His detachment from any specialty allows Ange to freely explore the grey area between creative art and design, and therefore develop projects by intertwining conceptual and stylistic values from other artistic universes.

Ange's agency Bloom Room was quickly recognized for its ultra-creative nature: he was thus entrusted with the design of objects, spaces or vehicles for brands such as: Louis Vuitton, Moët & Chandon, Jean-Paul Gaultier, Paco Rabanne, Penhaligon's, Peugeot, Citroen, Ferrari, Cassina...

In 2011, he created Chimère Edition with Frédéric Stouls. Chimère Edition is "the first contemporary furniture company dedicated to pets" according to Le Monde.

In 2012, Ange co-founded with Julien Bologna the high-end Champagne brand Le Bal du Hibou.

In 2015, Ange partnered with Raphael Lancrey-Javal to develop his creative agency internationally: the year after, Bloom Room opened a second design office in Downtown Los Angeles. Flaunt Magazine welcomed him with a spread in their "Ohlalaland" issue, where Marc Ange designed the epitome of a Franco-Angeleno house.

In 2017 Ange opened the doors of Bloom Room Los Angeles.

In 2017 Ange unveiled his first furniture collection for LJ Edition featuring 'Le Refuge', a daybed with giant palm leaves inspired by the Designer's newfound home in California. The piece is exhibited during Milan Design Week in April 2017 at the Mediateca di Brera with Wallpaper* magazine and quickly becomes the most visited exhibit of the fair.

In 2017, Ange created an art installation for Art Basel at Miami Beach using his ‘Le Refuge’ piece, debuted at the Milan Design Week, in collaboration with Sunbrella's Les Araigneés upholstered armchairs. The art installation was called Les Araigneés et Le Refuge.

In 2018 Ange won the Wallpaper* award for 'Le Refuge'.

In 2019 Ange unveiled additional pieces from his furniture collection during Milan Design Week at Palazzo Cusani.
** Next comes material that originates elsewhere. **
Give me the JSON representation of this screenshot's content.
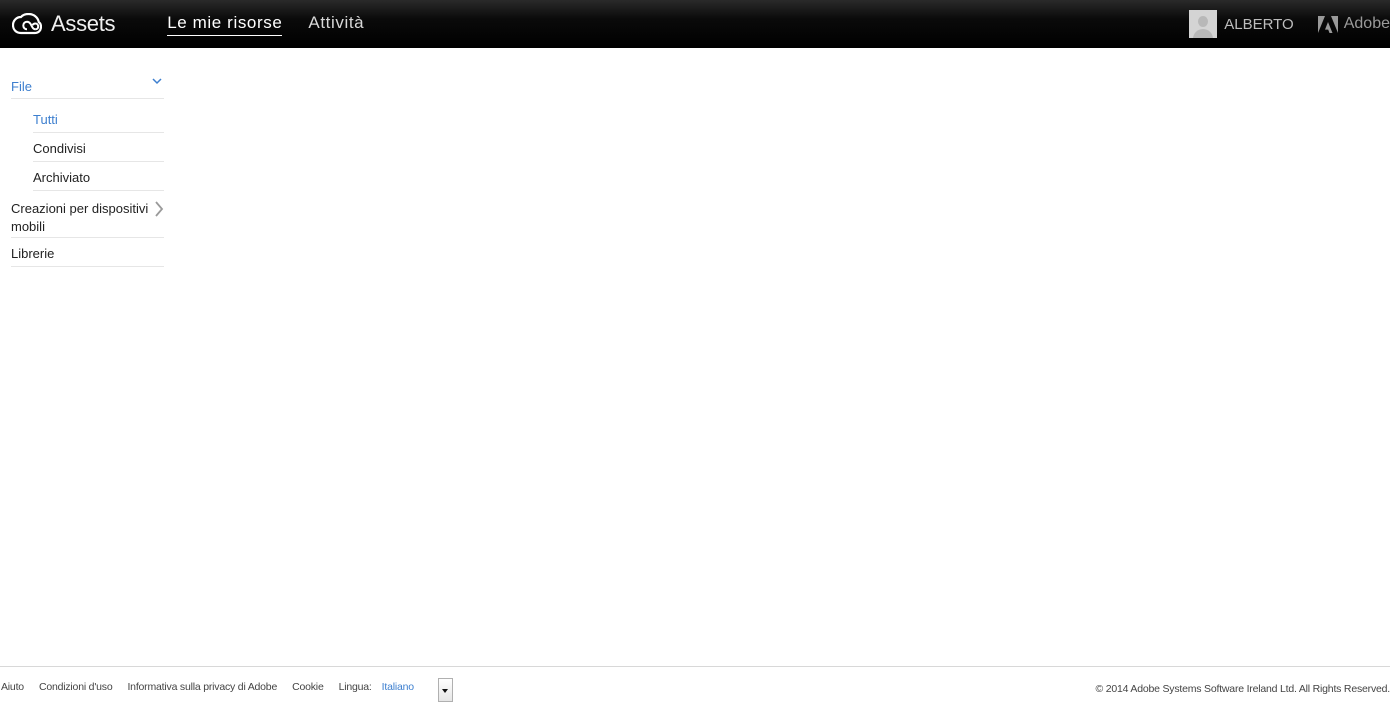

His work currently includes the design of Objects, Furniture Pieces and Spaces. He is designing private residences around the world and a new restaurant in the heart of the Medina in Marrakech.

== Creative universe ==
His tumultuous childhood as well his relationship with his speechless brother are the foundation of Ange's artistic universe: both ambivalent and contrasting, where beauty is enhanced by horror, where perfection exists through error, where harmony needs its hazards. Childhood is also very present in Ange's creations, including some deliberate confusion of the real and the unreal, and a sense of naive and nostalgic hope. Cinema is also a great source of inspiration for Ange, because of its ability to unleash all possibilities. The artist and designer is fascinated by the poetry and aesthetics of filmmakers such as Luchino Visconti, Michelangelo Antonioni, Federico Fellini, Alejandro Jodorowsky, Stanley Kubrick and David Lynch.